A Legacy of Innovation

Aperio's commitment to digitizing pathology is evident in its legacy of innovation. Here we spotlight some of our underlying technology and the advances we've made to help transform the industry. See for yourself why Aperio is uniquely able to build turnkey solutions that specifically address your organization's pathology requirements.

Line Scanning for Rapid Entire-slide Capture
Aperio’s ScanScope® scanners are based on a patented (line) scanning method that has set a new standard for scanning performance and image quality. Learn more about why line scanning is superior to other image capture methods.
Entire-slide Image Analysis
The ability to efficiently apply image analysis algorithms to digital slides, without the need for expensive and dedicated computational power, is critically important to aiding pathologists and automating tedious tasks such as counting cells of interest. Aperio has pioneered capabilities to not only apply image analysis to entire slides, but to automate the process, which paves the way for future applications of digital pathology, such as automated detection. See the Image Analysis section to learn more.
Vector Quantization for Computer-based Image Pattern Detection
A key challenge in pathology is that it is difficult for pathologists to examine an entire tissue specimen with manual microscopy at high resolution to find rare events or to exhaustively identify significant regions of a biopsy slide. An important benefit of digital pathology is that tissue specimens that are scanned to create digital slide images can be interrogated by computer software at full resolution, including for image pattern recognition. Aperio has patented image pattern recognition technology based on the novel application of vector quantization, a technique commonly used for the compression of data streams. This sophisticated method of pattern recognition is far superior to standard methodologies, and is unique in that it does not rely on prior knowledge of image based features, but rather involves statistical comparisons to imagery data that exhibit characteristics of interest.
Big TIFF Support
This enhancement to the TIFF standard enables image files larger than 4GB to be created and processed, in a backward-compatible fashion. As part of its commitment to open standards, Aperio has donated these enhancements to the public domain, and is working with the TIFF standards body to incorporate them into a future standard release. Until recently TIFF files were limited in size to 4GB, or about 30 gigapixels. With BigTIFF support it is now possible to store images of all sizes, including those larger than 4GB, in the TIFF format.

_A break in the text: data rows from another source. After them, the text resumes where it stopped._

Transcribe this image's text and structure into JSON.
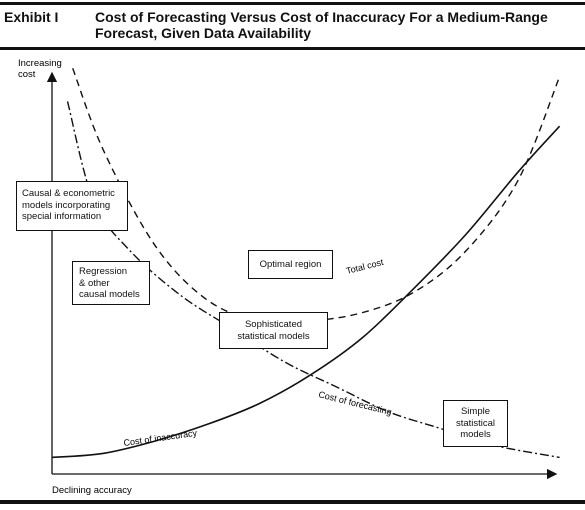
{
  "header": {
    "exhibit": "Exhibit I",
    "title": "Cost of Forecasting Versus Cost of Inaccuracy For a Medium-Range Forecast, Given Data Availability"
  },
  "chart_data": {
    "type": "line",
    "title": "Cost of Forecasting Versus Cost of Inaccuracy For a Medium-Range Forecast, Given Data Availability",
    "ylabel": "Increasing cost",
    "xlabel": "Declining accuracy",
    "xlim": [
      0,
      100
    ],
    "ylim": [
      0,
      100
    ],
    "grid": false,
    "series": [
      {
        "name": "Total cost",
        "style": "dashed",
        "x": [
          4,
          10,
          20,
          30,
          40,
          50,
          60,
          70,
          80,
          90,
          98
        ],
        "y": [
          98,
          78,
          55,
          42,
          37,
          37,
          39,
          44,
          54,
          71,
          96
        ]
      },
      {
        "name": "Cost of forecasting",
        "style": "dash-dot",
        "x": [
          3,
          8,
          15,
          25,
          35,
          45,
          55,
          65,
          75,
          85,
          98
        ],
        "y": [
          90,
          66,
          54,
          43,
          35,
          27,
          21,
          15,
          11,
          7,
          4
        ]
      },
      {
        "name": "Cost of inaccuracy",
        "style": "solid",
        "x": [
          0,
          10,
          20,
          30,
          40,
          50,
          60,
          70,
          80,
          90,
          98
        ],
        "y": [
          4,
          5,
          8,
          12,
          17,
          24,
          33,
          45,
          58,
          73,
          84
        ]
      }
    ],
    "annotations": [
      {
        "id": "causal",
        "lines": [
          "Causal & econometric",
          "models incorporating",
          "special information"
        ]
      },
      {
        "id": "regression",
        "lines": [
          "Regression",
          "& other",
          "causal models"
        ]
      },
      {
        "id": "optimal",
        "lines": [
          "Optimal region"
        ]
      },
      {
        "id": "sophisticated",
        "lines": [
          "Sophisticated",
          "statistical models"
        ]
      },
      {
        "id": "simple",
        "lines": [
          "Simple",
          "statistical",
          "models"
        ]
      }
    ],
    "curve_labels": {
      "total": "Total cost",
      "forecasting": "Cost of forecasting",
      "inaccuracy": "Cost of inaccuracy"
    }
  }
}
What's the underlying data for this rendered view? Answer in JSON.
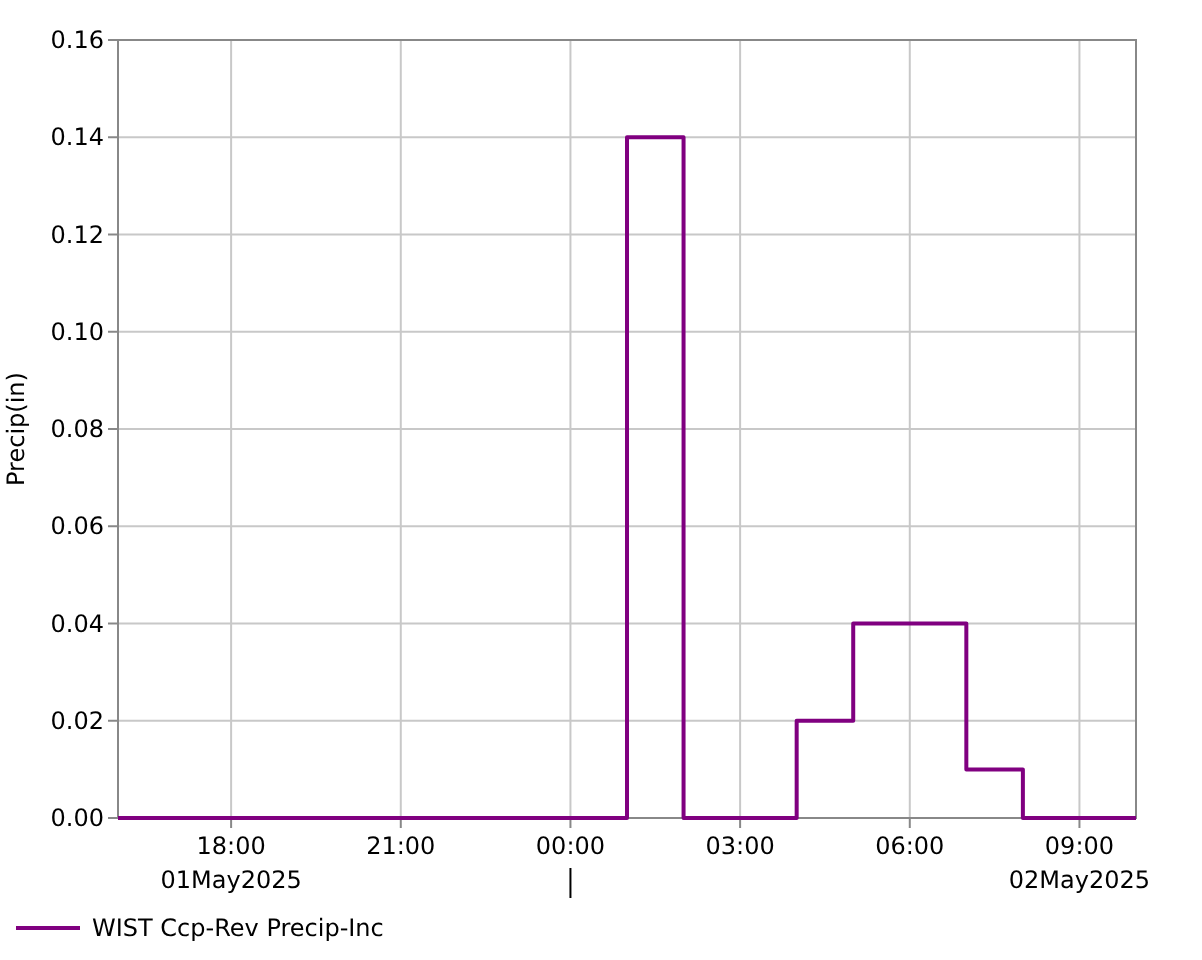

The libtiff library is an open-source cross-platform library which enables applications software to read and write images stored as TIFF files. A new version of libtiff that supports BigTIFF files has been created by Aperio. The new version is backward-compatible with previous versions and in many cases applications software will not have to change in order to create and process BigTIFF files. Aperio has posted detailed information at http://bigtiff.org/ including an overview of the changes, sample BigTIFF images, source code and library downloads, and technical details.

As a demonstration of the new capabilities of libtiff, Aperio has created the world’s first terapixel image. (1 terapixel = 1 trillion pixels.) This image is over one million pixels wide, and consists of 225 copies of a breast cancer digital slide combined together. This amazing terapixel image was compressed into a TIFF file size of 143GB. The image may be viewed in any standard web browser using Aperio’s image viewing technology at: http://bigtiff.org/terapixel.htm

* Aperio products are FDA cleared for specific clinical applications, and are intended for research use for other applications.